Figure I.32 : Cartographies IPF (directions cristallographiques // normale au plan d’observation) après déformation et après recuit lors de la mise en forme de tube ODS 12%Cr [83]

Narita et al. [83] considèrent qu’il est important d’éviter toute recristallisation au cours de la gamme de mise en forme pour obtenir une microstructure totalement recristallisée au dernier traitement thermique. En effet, le laminage de tubes induit une texture {111}<110> favorable à la recristallisation, comme il a été mentionné précédemment. Cependant, d’après Narita et al., une recristallisation intermédiaire produit l’apparition d’une texture {110}<111> qui après laminage donne une texture mixte plus aléatoire de type {112}<110> - {111}<110>. L’acuité moins importante de l’orientation {111}<110> provoque alors une augmentation de la température de recristallisation et la microstructure n’est pas recristallisée comme le montre la Figure I.30 (Process A).

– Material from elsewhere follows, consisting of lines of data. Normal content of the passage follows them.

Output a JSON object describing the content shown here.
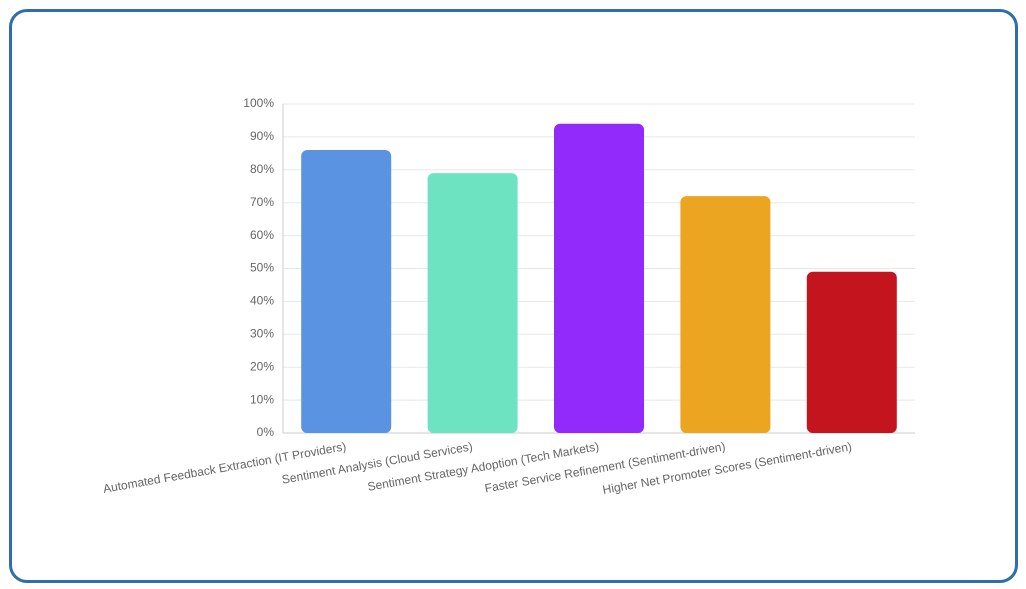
{
  "chart_data": {
    "type": "bar",
    "categories": [
      "Automated Feedback Extraction (IT Providers)",
      "Sentiment Analysis (Cloud Services)",
      "Sentiment Strategy Adoption (Tech Markets)",
      "Faster Service Refinement (Sentiment-driven)",
      "Higher Net Promoter Scores (Sentiment-driven)"
    ],
    "values": [
      86,
      79,
      94,
      72,
      49
    ],
    "colors": [
      "#5b93e3",
      "#6de3c2",
      "#922afc",
      "#eba520",
      "#c4141e"
    ],
    "ylim": [
      0,
      100
    ],
    "yticks": [
      {
        "value": 0,
        "label": "0%"
      },
      {
        "value": 10,
        "label": "10%"
      },
      {
        "value": 20,
        "label": "20%"
      },
      {
        "value": 30,
        "label": "30%"
      },
      {
        "value": 40,
        "label": "40%"
      },
      {
        "value": 50,
        "label": "50%"
      },
      {
        "value": 60,
        "label": "60%"
      },
      {
        "value": 70,
        "label": "70%"
      },
      {
        "value": 80,
        "label": "80%"
      },
      {
        "value": 90,
        "label": "90%"
      },
      {
        "value": 100,
        "label": "100%"
      }
    ],
    "grid": true
  }
}
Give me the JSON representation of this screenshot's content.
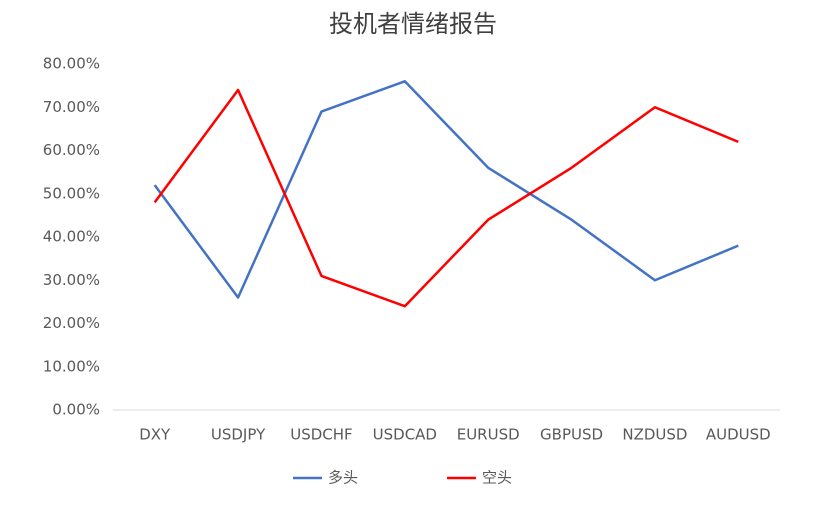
{
  "chart_data": {
    "type": "line",
    "title": "投机者情绪报告",
    "categories": [
      "DXY",
      "USDJPY",
      "USDCHF",
      "USDCAD",
      "EURUSD",
      "GBPUSD",
      "NZDUSD",
      "AUDUSD"
    ],
    "series": [
      {
        "name": "多头",
        "color": "#4472c4",
        "values": [
          52,
          26,
          69,
          76,
          56,
          44,
          30,
          38
        ]
      },
      {
        "name": "空头",
        "color": "#ff0000",
        "values": [
          48,
          74,
          31,
          24,
          44,
          56,
          70,
          62
        ]
      }
    ],
    "ylim": [
      0,
      80
    ],
    "yticks": [
      {
        "value": 0,
        "label": "0.00%"
      },
      {
        "value": 10,
        "label": "10.00%"
      },
      {
        "value": 20,
        "label": "20.00%"
      },
      {
        "value": 30,
        "label": "30.00%"
      },
      {
        "value": 40,
        "label": "40.00%"
      },
      {
        "value": 50,
        "label": "50.00%"
      },
      {
        "value": 60,
        "label": "60.00%"
      },
      {
        "value": 70,
        "label": "70.00%"
      },
      {
        "value": 80,
        "label": "80.00%"
      }
    ],
    "grid": false,
    "legend": "bottom"
  }
}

A l’inverse, lorsqu’aucune recristallisation intermédiaire n’a lieu, la composante {111}<110> est forte et une recristallisation totale a lieu après traitement thermique et la texture est principalement {110}<111> (Figure I.31, Process B). En revanche, les auteurs n’expliquent pas les raisons pour lesquelles la texture de recristallisation est sensiblement différente de la texture de déformation.